For the sake of brevity, here is my take on this book. It is satisfying at times, unsatisfying at others. Here are a few brief notes and reactions:
- Hamilton begins his book with the question, “Are Jerry Falwell and John Shelby Spong our Only Options?” As a Christian who has been swimming in an American Christianity plagued by the culture wars, I can answer firsthand that the answer to that question is “no.” Having grown up in a world where those seem to be the only choices, I am one among a number of young people who has sought out something all together different.

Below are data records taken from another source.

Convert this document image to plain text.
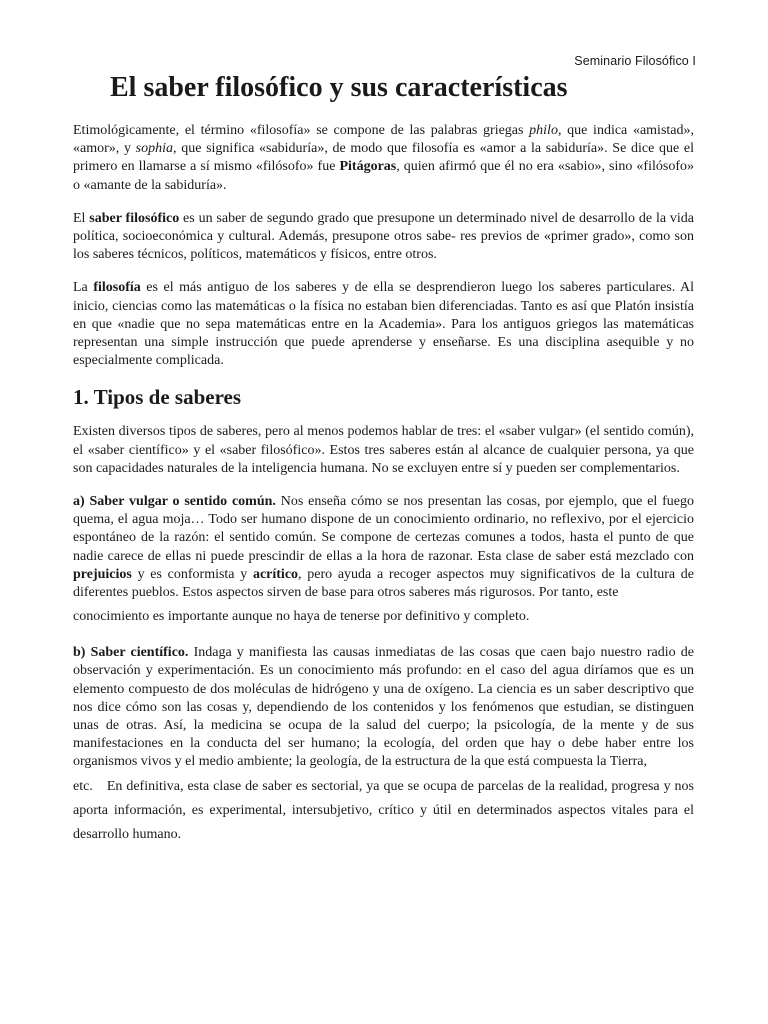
Seminario Filosófico I
El saber filosófico y sus características

Etimológicamente, el término «filosofía» se compone de las palabras griegas philo, que indica «amistad», «amor», y sophia, que significa «sabiduría», de modo que filosofía es «amor a la sabiduría». Se dice que el primero en llamarse a sí mismo «filósofo» fue Pitágoras, quien afirmó que él no era «sabio», sino «filósofo» o «amante de la sabiduría».

El saber filosófico es un saber de segundo grado que presupone un determinado nivel de desarrollo de la vida política, socioeconómica y cultural. Además, presupone otros sabe- res previos de «primer grado», como son los saberes técnicos, políticos, matemáticos y físicos, entre otros.

La filosofía es el más antiguo de los saberes y de ella se desprendieron luego los saberes particulares. Al inicio, ciencias como las matemáticas o la física no estaban bien diferenciadas. Tanto es así que Platón insistía en que «nadie que no sepa matemáticas entre en la Academia». Para los antiguos griegos las matemáticas representan una simple instrucción que puede aprenderse y enseñarse. Es una disciplina asequible y no especialmente complicada.

1. Tipos de saberes

Existen diversos tipos de saberes, pero al menos podemos hablar de tres: el «saber vulgar» (el sentido común), el «saber científico» y el «saber filosófico». Estos tres saberes están al alcance de cualquier persona, ya que son capacidades naturales de la inteligencia humana. No se excluyen entre sí y pueden ser complementarios.

a) Saber vulgar o sentido común. Nos enseña cómo se nos presentan las cosas, por ejemplo, que el fuego quema, el agua moja… Todo ser humano dispone de un conocimiento ordinario, no reflexivo, por el ejercicio espontáneo de la razón: el sentido común. Se compone de certezas comunes a todos, hasta el punto de que nadie carece de ellas ni puede prescindir de ellas a la hora de razonar. Esta clase de saber está mezclado con prejuicios y es conformista y acrítico, pero ayuda a recoger aspectos muy significativos de la cultura de diferentes pueblos. Estos aspectos sirven de base para otros saberes más rigurosos. Por tanto, este
conocimiento es importante aunque no haya de tenerse por definitivo y completo.

b) Saber científico. Indaga y manifiesta las causas inmediatas de las cosas que caen bajo nuestro radio de observación y experimentación. Es un conocimiento más profundo: en el caso del agua diríamos que es un elemento compuesto de dos moléculas de hidrógeno y una de oxígeno. La ciencia es un saber descriptivo que nos dice cómo son las cosas y, dependiendo de los contenidos y los fenómenos que estudian, se distinguen unas de otras. Así, la medicina se ocupa de la salud del cuerpo; la psicología, de la mente y de sus manifestaciones en la conducta del ser humano; la ecología, del orden que hay o debe haber entre los organismos vivos y el medio ambiente; la geología, de la estructura de la que está compuesta la Tierra,
etc. En definitiva, esta clase de saber es sectorial, ya que se ocupa de parcelas de la realidad, progresa y nos aporta información, es experimental, intersubjetivo, crítico y útil en determinados aspectos vitales para el desarrollo humano.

- Throughout his book, Hamilton adopts categories of “liberal vs. conservative,” “fundamentalists vs. modernists,” ”progressives vs. traditionalists,” “social gospel vs. evangelical gospel,” and most fully “black vs. white.” Throughout his work I found that I could not accept these categories. Because I cannot accept “black vs. white,” I cannot accept “gray.” I would rather opt for “true,” which may result in holding a conservative or liberal position on a particular issue while maintaining civility with persons who disagree. Rather than a mix between positions of “white” and “black” which result in “gray,” I’m looking for something with a bit more color.
- For attempting to forge a middle way Hamilton should be commended. This book is highly pastoral–his heart is for the church, particularly the church found in the United States. In my opinion his description of ”gray” on some issues is more successful than in other areas. If you are a United Methodist, this book may inspire you to create a type of church environment where persons of divergent viewpoints may maintain unity despite their differences. This book may also encourage you to think more deeply about your own convictions and how they relate to those who hold different perspectives, challenging you to interact with your verbal sparring partners in a more Christ-like manner. Lastly, Hamilton will challenge you to remain humble, as he points his readers to the ancient wisdom that tells us we now ”see though a glass, darkly.” (1 Cor. 13:12) I eagerly await that day “shall I know as also I am known.” (KJV)
May we hear Hamilton’s call to be persons of Christ-like love, even when we disagree.